THE Debts Recovery Tribunal (DRT), Coimbatore, has directed the Central Bank of India to accept the offer of Rs 2.61 crore from Radhakrishna Mills Ltd as a one-time settlement (as per the guidelines of the RBI that enjoined upon all public sector banks to uniformly implement them) so that `maximum realisation of dues is achieved from the stocks of NPAs within the stipulated time'.

In its order passed on November 25, the Presiding Officer of the Tribunal, Mr Ashok C. Parkash, has turned down the demand of the bank for Rs 6.77 crore in final settlement on the ground that the bank could demand only the outstanding due on the date on which the company's account became a NPA (non-performing asset). The Tribunal has directed the bank to accept the same and report settlement in three weeks (by December 19, 2003).

The Tribunal also conceded the prayer of the Mill that it should not be classified as a `wilful defaulter' and denied the benefit of a one-time settlement of the NPA with the bank as the mill had `neither siphoned off funds for unspecified uses nor had funds available with it in the form of assets'.

The Tribunal further asserted that it had the exclusive jurisdiction under Section 17 and 18 of the RDB Act to adjudicate the issue under reference.

This composite textile unit with 50,000 spindles and 300 looms, located at Peelamedu in Coimbatore turned sick since 1982. The manufacturing activities came to a grinding halt from the latter part of 1985 leading to the passage of the Order by the Madras High Court in July 1987 for winding up of the company.

According to the petitioners, at the time of passing the Orders for winding up of the company, the amount it owed the bank was Rs 2.61 crore, which it offered to pay as a one time settlement as per the RBI's guidelines issued in January 2003. The petitioner contended that the Chairman of the Bank - as a competent authority - to whom this offer was made neither accepted nor rejected this proposal (as he was expected to do under the RBI guidelines) while the General Manager of the Bank interfered voluntarily, asking for a substantial improvement in the offer.

The petitioner contended that the Bank, instead of settling the issue on the basis of the offer made attempted to avoid the applicability of the RBI guidelines by characterising the company as a `wilful defaulter' without any basis and without affording any opportunity of being heard in this connection.

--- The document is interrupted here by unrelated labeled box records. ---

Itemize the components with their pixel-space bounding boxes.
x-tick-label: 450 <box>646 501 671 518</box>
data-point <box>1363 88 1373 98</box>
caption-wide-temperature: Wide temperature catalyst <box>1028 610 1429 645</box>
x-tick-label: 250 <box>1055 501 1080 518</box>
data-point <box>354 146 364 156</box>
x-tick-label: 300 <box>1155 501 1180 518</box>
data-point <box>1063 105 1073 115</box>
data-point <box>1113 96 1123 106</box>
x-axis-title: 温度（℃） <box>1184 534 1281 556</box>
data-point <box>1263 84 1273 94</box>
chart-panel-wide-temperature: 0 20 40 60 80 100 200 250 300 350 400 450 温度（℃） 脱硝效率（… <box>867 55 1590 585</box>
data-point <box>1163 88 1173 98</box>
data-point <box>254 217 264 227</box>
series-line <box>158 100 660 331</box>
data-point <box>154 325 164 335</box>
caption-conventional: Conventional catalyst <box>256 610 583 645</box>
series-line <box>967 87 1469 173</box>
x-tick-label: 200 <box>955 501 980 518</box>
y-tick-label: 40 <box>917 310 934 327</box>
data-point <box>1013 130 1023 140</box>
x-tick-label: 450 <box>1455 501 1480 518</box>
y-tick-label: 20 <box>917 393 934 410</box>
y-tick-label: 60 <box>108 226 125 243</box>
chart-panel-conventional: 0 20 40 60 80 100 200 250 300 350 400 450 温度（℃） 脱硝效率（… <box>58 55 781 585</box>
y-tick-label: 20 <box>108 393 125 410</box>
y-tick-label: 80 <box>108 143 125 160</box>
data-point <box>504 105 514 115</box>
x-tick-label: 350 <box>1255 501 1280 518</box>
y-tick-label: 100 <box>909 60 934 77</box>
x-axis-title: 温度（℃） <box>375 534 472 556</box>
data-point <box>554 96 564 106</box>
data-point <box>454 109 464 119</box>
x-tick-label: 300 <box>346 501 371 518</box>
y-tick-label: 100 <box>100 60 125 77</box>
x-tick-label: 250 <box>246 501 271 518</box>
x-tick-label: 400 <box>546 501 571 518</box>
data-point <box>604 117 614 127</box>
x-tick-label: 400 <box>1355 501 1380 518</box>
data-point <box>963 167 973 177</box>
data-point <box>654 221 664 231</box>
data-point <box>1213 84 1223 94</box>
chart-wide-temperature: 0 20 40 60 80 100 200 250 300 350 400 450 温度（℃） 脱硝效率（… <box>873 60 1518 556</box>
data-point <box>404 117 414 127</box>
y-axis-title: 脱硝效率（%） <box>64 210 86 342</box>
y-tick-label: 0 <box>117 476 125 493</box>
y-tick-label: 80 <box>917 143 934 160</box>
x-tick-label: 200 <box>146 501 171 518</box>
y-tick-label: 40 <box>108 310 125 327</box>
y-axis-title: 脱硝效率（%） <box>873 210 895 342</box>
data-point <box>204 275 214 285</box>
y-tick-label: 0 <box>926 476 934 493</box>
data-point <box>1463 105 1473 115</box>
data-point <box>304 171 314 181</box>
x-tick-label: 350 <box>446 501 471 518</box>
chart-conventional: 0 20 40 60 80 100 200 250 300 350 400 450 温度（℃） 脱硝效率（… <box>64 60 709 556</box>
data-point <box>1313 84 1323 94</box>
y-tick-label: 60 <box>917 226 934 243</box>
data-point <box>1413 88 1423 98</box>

The defendants reiterated that based on the information furnished by the bank and the RBI, the Finance Minister had made a commitment to Parliament that the total outstanding of Radhakrishna Mills to the bank was Rs 5.08 crore as on March 1999.

The bank submitted that the concept of prudential norms for classification of NPA accounts into substandard, doubtful and loss assets had come into force only from 1993. Whereas the Bank had filed a suit for recovery in March 1988, long before the guidelines came into force. At the time of filing the suit, the ledger balance was Rs 5.18 crore, with an up-to-date interest for an amount of Rs 6.77 crore with a further interest at 18 per cent with quarterly rests.

It was contended on behalf of the Bank that the company's self-serving offer of Rs.2.61 crore was made in March 2003 unilaterally fixing the cut off time as of the year 1984, though the company had operated its accounts on numerous occasions subsequently.

On hearing both sides and after referring to the Apex Courts judgments cited by them, the Tribunal conceded the prayer of the petitioners that they `should not be classified as wilful defaulters' and that the bank should settle the issue by accepting the offer of Rs 2.61 crore, as it had failed to negotiate the terms of settlement as required by the RBI guidelines through specific alternative proposals and instead attempted to prolong the dispute.

The verdict passed after prolonged dispute for about two decades has come as a shock to the banking fraternity.